A efetivação das medidas de proteção previstas na Lei Maria da Penha é um dos desafios no combate à violência contra a mulher no Brasil. A conclusão é do Escritório das Nações Unidas sobre Drogas e Crime (Unodc). O relatório sobre os mecanismos de resposta a violência de gênero no Cone Sul será apresentado amanhã no Paraguai e destaca a necessidade de respostas mais rápidas por parte da polícia e do Judiciário. O informe regional destaca ainda a baixa cobertura dos serviços — apenas 8% dos municípios brasileiros têm unidades especializadas no atendimento à mulher.
“As políticas públicas precisam chegar até a ponta e não podem ficar restritas aos grandes centros. Precisam funcionar em nível local também, auxiliadas por programas de saúde, educação, segurança pública e prevenção”, afirma o coordenador da Unidade de Prevenção ao Crime e Segurança Pública, Nívio Nascimento. Ele destaca a legislação brasileira — uma das últimas a ser aprovada na região e por isso, é considerada uma das mais avançadas.

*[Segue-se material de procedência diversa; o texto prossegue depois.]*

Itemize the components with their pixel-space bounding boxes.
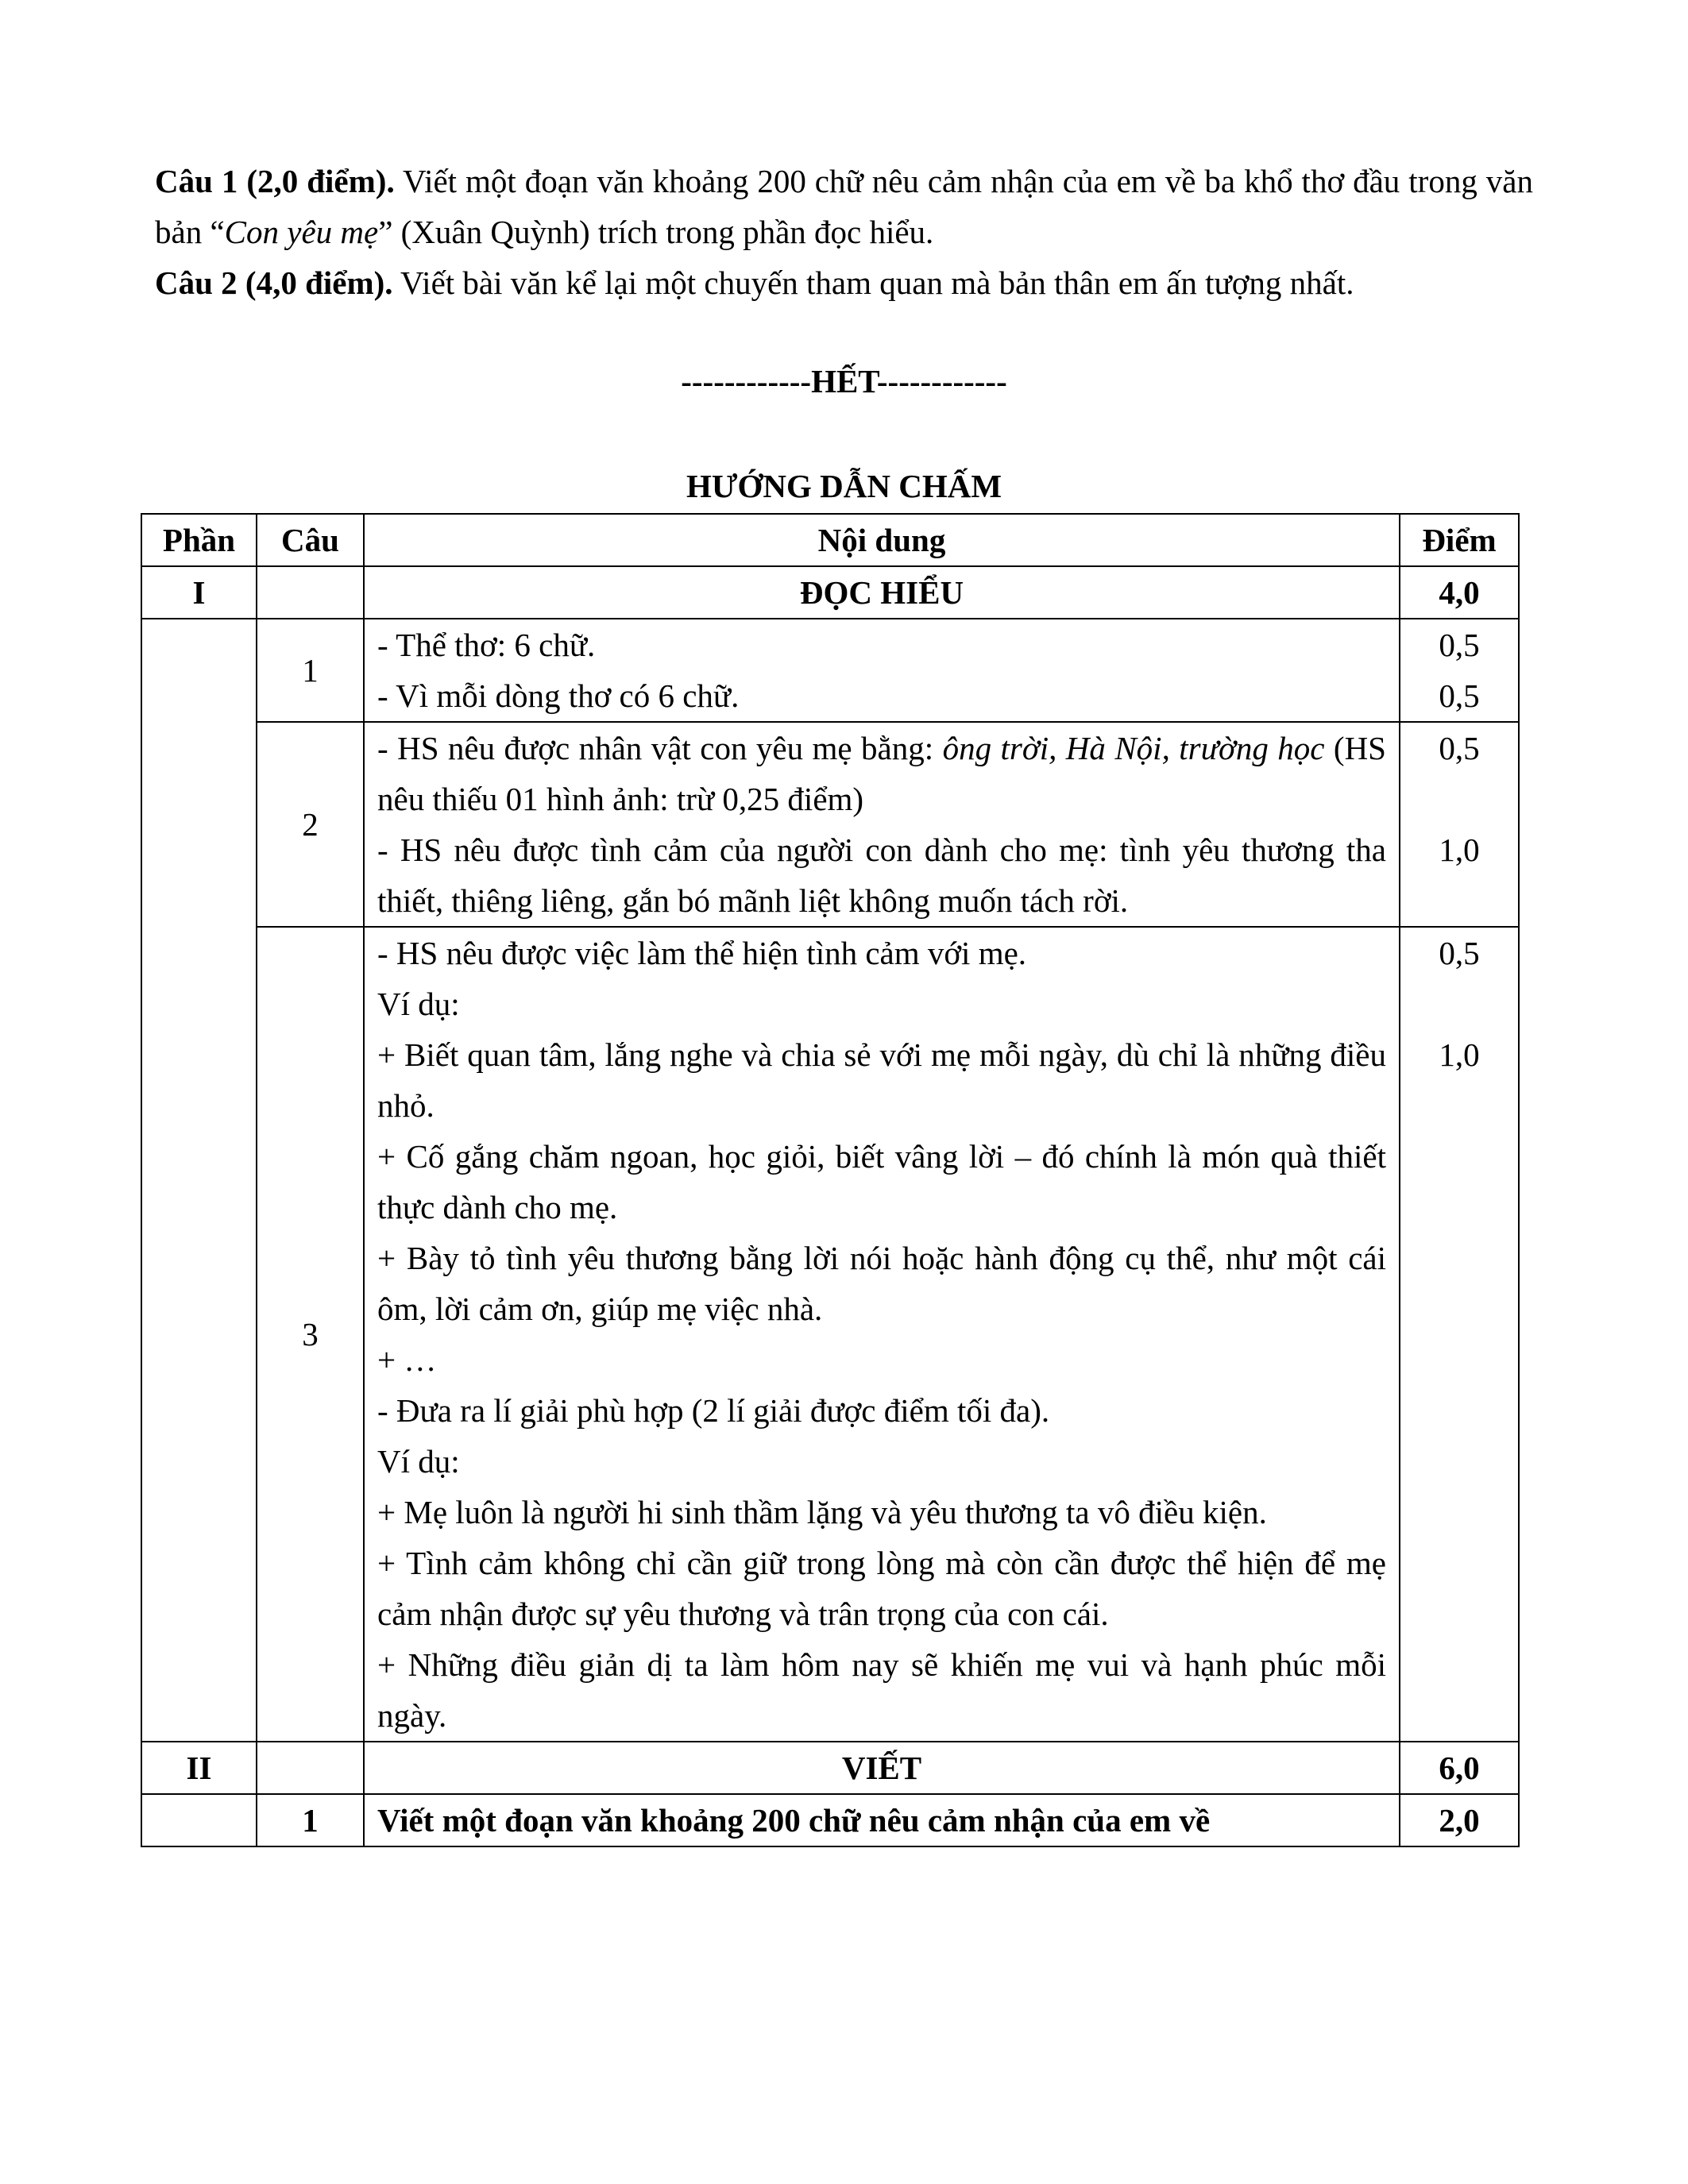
- answer-2-score-2: 1,0: [1439, 832, 1480, 868]
- table-row: [141, 722, 1519, 927]
- part-2-score: 6,0: [1400, 1742, 1519, 1794]
- answer-1-content: [364, 619, 1400, 722]
- answer-1-score-1: 0,5: [1439, 627, 1480, 663]
- answer-3-example-2: Ví dụ:: [377, 1443, 460, 1480]
- question-1-text-b: ” (Xuân Quỳnh) trích trong phần đọc hiểu.: [378, 214, 934, 250]
- answer-3-score-1: 0,5: [1439, 935, 1480, 971]
- question-2-text: Viết bài văn kể lại một chuyến tham quan mà bản thân em ấn tượng nhất.: [392, 264, 1354, 301]
- table-row: [141, 1794, 1519, 1846]
- end-marker: ------------HẾT------------: [681, 363, 1007, 399]
- answer-2-part-b: - HS nêu được tình cảm của người con dành cho mẹ: tình yêu thương tha thiết, thiêng liêng, gắn bó mãnh liệt không muốn tách rời.: [377, 832, 1386, 919]
- question-1-text-a: Viết một đoạn văn khoảng 200 chữ nêu cảm nhận của em về ba khổ thơ đầu trong văn bản “: [155, 163, 1533, 250]
- part-2-empty: [257, 1742, 364, 1794]
- answer-2-content: [364, 722, 1400, 927]
- writing-question-1-text: Viết một đoạn văn khoảng 200 chữ nêu cảm nhận của em về: [364, 1794, 1400, 1846]
- answer-3-scores: [1400, 927, 1519, 1742]
- answer-3-a1: + Biết quan tâm, lắng nghe và chia sẻ với mẹ mỗi ngày, dù chỉ là những điều nhỏ.: [377, 1036, 1386, 1124]
- header-score: Điểm: [1400, 514, 1519, 566]
- part-1-row: [141, 566, 1519, 619]
- answer-1-scores: [1400, 619, 1519, 722]
- answer-3-b3: + Những điều giản dị ta làm hôm nay sẽ khiến mẹ vui và hạnh phúc mỗi ngày.: [377, 1646, 1386, 1734]
- question-1: [155, 156, 1533, 257]
- question-2-label: Câu 2 (4,0 điểm).: [155, 264, 393, 301]
- table-row: [141, 927, 1519, 1742]
- answer-3-b: - Đưa ra lí giải phù hợp (2 lí giải được điểm tối đa).: [377, 1392, 1050, 1429]
- answer-3-example-1: Ví dụ:: [377, 986, 460, 1022]
- answer-3-b2: + Tình cảm không chỉ cần giữ trong lòng mà còn cần được thể hiện để mẹ cảm nhận được sự yêu thương và trân trọng của con cái.: [377, 1545, 1386, 1632]
- question-1-title: Con yêu mẹ: [224, 214, 379, 250]
- part-1-span-cell: [141, 619, 257, 1742]
- answer-2-score-1: 0,5: [1439, 730, 1480, 766]
- question-num-1: 1: [257, 619, 364, 722]
- answer-2-a-em: ông trời, Hà Nội, trường học: [942, 730, 1325, 766]
- answer-2-a-post: (HS nêu thiếu 01 hình ảnh: trừ 0,25 điểm): [377, 730, 1386, 817]
- answer-3-a2: + Cố gắng chăm ngoan, học giỏi, biết vâng lời – đó chính là món quà thiết thực dành cho mẹ.: [377, 1138, 1386, 1225]
- answer-1-line-2: - Vì mỗi dòng thơ có 6 chữ.: [377, 677, 740, 714]
- part-1-score: 4,0: [1400, 566, 1519, 619]
- writing-question-1-score: 2,0: [1400, 1794, 1519, 1846]
- answer-3-content: [364, 927, 1400, 1742]
- answer-3-score-2: 1,0: [1439, 1036, 1480, 1073]
- table-header-row: [141, 514, 1519, 566]
- header-part: Phần: [141, 514, 257, 566]
- part-2-row: [141, 1742, 1519, 1794]
- table-row: [141, 619, 1519, 722]
- header-content: Nội dung: [364, 514, 1400, 566]
- answer-3-b1: + Mẹ luôn là người hi sinh thầm lặng và yêu thương ta vô điều kiện.: [377, 1494, 1267, 1530]
- part-2-label: II: [141, 1742, 257, 1794]
- writing-empty: [141, 1794, 257, 1846]
- part-1-title: ĐỌC HIỂU: [364, 566, 1400, 619]
- header-question: Câu: [257, 514, 364, 566]
- answer-1-score-2: 0,5: [1439, 677, 1480, 714]
- writing-question-num-1: 1: [257, 1794, 364, 1846]
- answer-2-part-a: [377, 723, 1386, 824]
- part-1-label: I: [141, 566, 257, 619]
- grading-table: [141, 513, 1520, 1847]
- question-1-label: Câu 1 (2,0 điểm).: [155, 163, 395, 199]
- question-2: [155, 257, 1533, 308]
- answer-1-line-1: - Thể thơ: 6 chữ.: [377, 627, 596, 663]
- answer-2-a-pre: - HS nêu được nhân vật con yêu mẹ bằng:: [377, 730, 943, 766]
- question-num-2: 2: [257, 722, 364, 927]
- guide-title: HƯỚNG DẪN CHẤM: [686, 468, 1002, 504]
- part-2-title: VIẾT: [364, 1742, 1400, 1794]
- answer-3-a: - HS nêu được việc làm thể hiện tình cảm với mẹ.: [377, 935, 1027, 971]
- part-1-empty: [257, 566, 364, 619]
- question-num-3: 3: [257, 927, 364, 1742]
- answer-2-scores: [1400, 722, 1519, 927]
- answer-3-a4: + …: [377, 1341, 437, 1378]
- answer-3-a3: + Bày tỏ tình yêu thương bằng lời nói hoặc hành động cụ thể, như một cái ôm, lời cảm ơn, giúp mẹ việc nhà.: [377, 1240, 1386, 1327]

“Todos os países da região têm legislações sobre a violência familiar, mas a maioria dessas leis não tem um enfoque de gênero, com exceção para Brasil e Argentina”, destaca o documento. Porém, o Chile é o único país da região que tipifica os femicídios no Código Penal. No Cone Sul, o reconhecimento da violência doméstica começou em 1994, quando Argentina e Chile aprovaram leis para barrar a violência familiar e intrafamiliar. A pesquisa do Unodc, no âmbito do projeto Fortalecimento das Delegacias da Mulher e da sociedade Civil para Combater a Violência de Gênero na Argentina, Chile, Paraguai e Uruguai, ressalta a estratégia comum entre os países de criar nos governos locais secretarias de gêneros, chamadas de “área mulher”.
No Brasil , a Secretaria de Políticas para Mulheres, ligada à Presidência da República, foi instituída em 2003, durante o governo do então presidente Luiz Inácio Lula da Silva. A pasta é ocupada atualmente pela ministra Iriny Lopes e tem orçamento para este ano de R$ 109 milhões. Até agora, foram investidos R$ 24 milhões, o que representa 22% do autorizado.

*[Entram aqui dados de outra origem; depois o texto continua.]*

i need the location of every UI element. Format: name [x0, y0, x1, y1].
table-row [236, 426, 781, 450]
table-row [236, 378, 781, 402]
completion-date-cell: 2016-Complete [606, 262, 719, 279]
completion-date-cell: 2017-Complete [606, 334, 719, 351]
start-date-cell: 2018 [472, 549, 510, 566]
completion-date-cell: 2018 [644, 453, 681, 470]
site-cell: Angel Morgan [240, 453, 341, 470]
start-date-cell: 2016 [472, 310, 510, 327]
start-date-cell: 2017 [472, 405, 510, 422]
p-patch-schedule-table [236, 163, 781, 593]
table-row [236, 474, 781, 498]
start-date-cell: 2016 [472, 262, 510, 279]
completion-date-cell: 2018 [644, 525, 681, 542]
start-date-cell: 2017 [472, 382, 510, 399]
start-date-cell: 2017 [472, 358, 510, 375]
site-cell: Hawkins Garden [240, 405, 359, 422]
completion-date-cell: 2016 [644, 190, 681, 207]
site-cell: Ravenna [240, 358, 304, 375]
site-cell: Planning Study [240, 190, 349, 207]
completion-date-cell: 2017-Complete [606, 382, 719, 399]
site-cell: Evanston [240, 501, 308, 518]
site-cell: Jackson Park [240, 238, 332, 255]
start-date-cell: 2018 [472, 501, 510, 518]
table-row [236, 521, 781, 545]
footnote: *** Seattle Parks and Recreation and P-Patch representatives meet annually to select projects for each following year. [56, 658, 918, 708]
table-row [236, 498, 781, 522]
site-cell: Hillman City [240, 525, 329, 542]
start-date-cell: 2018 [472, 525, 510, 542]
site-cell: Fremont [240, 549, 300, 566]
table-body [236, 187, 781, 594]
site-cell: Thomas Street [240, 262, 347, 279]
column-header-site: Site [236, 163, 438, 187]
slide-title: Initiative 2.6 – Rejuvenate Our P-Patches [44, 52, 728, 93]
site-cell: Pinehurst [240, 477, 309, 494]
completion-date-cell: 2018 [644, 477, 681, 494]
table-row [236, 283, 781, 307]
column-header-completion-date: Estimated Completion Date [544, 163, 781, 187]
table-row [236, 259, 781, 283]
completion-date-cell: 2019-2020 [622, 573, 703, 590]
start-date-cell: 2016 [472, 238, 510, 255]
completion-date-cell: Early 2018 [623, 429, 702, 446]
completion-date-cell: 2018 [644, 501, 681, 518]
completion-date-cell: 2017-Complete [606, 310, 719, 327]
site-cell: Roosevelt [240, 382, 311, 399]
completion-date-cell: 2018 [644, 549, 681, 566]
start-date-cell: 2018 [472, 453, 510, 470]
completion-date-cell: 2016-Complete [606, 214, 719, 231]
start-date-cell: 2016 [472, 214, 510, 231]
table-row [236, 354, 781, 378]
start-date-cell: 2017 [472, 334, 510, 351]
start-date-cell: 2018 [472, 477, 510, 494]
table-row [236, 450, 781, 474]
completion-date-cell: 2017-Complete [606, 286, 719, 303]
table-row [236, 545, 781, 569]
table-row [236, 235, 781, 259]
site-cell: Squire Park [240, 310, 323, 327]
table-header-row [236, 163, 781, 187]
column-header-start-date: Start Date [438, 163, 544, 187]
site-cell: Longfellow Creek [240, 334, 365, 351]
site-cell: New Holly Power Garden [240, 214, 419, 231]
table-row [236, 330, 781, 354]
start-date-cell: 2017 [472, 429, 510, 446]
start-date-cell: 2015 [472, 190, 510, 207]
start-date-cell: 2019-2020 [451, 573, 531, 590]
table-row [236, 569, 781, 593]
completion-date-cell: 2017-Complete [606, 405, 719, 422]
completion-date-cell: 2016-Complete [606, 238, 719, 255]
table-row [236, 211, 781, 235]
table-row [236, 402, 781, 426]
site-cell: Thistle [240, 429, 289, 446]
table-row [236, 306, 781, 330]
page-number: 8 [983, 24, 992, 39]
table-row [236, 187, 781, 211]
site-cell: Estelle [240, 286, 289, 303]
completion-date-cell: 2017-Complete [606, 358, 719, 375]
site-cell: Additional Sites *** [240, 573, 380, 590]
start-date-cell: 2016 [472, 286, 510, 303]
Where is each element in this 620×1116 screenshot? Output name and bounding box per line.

O relatório afirma que apesar da criação de órgãos e de iniciativas de governo na área de proteção à mulher os sistemas funcionam como um “aglomerado de serviços dedicados ao mesmo problema, que podem incluir ações coordenadas, mas sem a necessária consciência das conexões e sem um projeto comum construído a partir de um diálogo.”
Um dos problemas identificados nos países da região é a dupla competência jurídica na análise dos casos: as práticas criminais são remetidas a tribunais criminas e as medidas na área civil são julgadas por juizados de paz. Isso acontece no Paraguai, Argentina, Chile e Uruguai. A Lei Maria da Penha conseguiu resolver esse dilema. “A forma de organização e administração da Justiça em cada um dos países ainda se configura como um obstáculo para o acesso à justiça das mulheres que vivem em situação de violência doméstica de gênero”, diz o texto, completando que os avanços esbarram na orientação tradicional do sistema judicial.
O encontro terá representantes das secretarias das mulheres da região, da ONU Mulheres, peritos na área de gênero e tráfico de pessoas e das forças de segurança pública. Ainda não estava confirmada a participação de integrantes do governo brasileiro.
CPI engatilhada
Deve ser instalada no segundo semestre a Comissão Parlamentar Mista de Inquérito (CPMI ou CPI mista) destinada a investigar a violência contra a mulher e apurar denúncias de omissão do Estado na punição desse crime. A previsão de gasto para os trabalhos dessa comissão, que tem mais de 300 assinaturas de parlamentares, é de R$ 200 mil. O requerimento foi lido na semana passada.
Estatísticas incipientes
Em abril, o Correio mostrou, na série de reportagens Fácil de Matar, o fenômeno pouco estudado dos assassinatos por gênero no Brasil. Os femicídios cresceram 30% na última década. O país ainda não produz estatísticas oficiais de homicídios por sexo, na contramão de países da América Latina, que, além de monitorar as mortes de mulheres, tipificam o crime em lei. Costa Rica, Guatemala, Chile, Colômbia e El Salvador incorporaram no ordenamento jurídico a definição do femicídio. Em toda a região, o ritmo acelerado com que esses homicídios crescem indica o massacre por questões de gênero.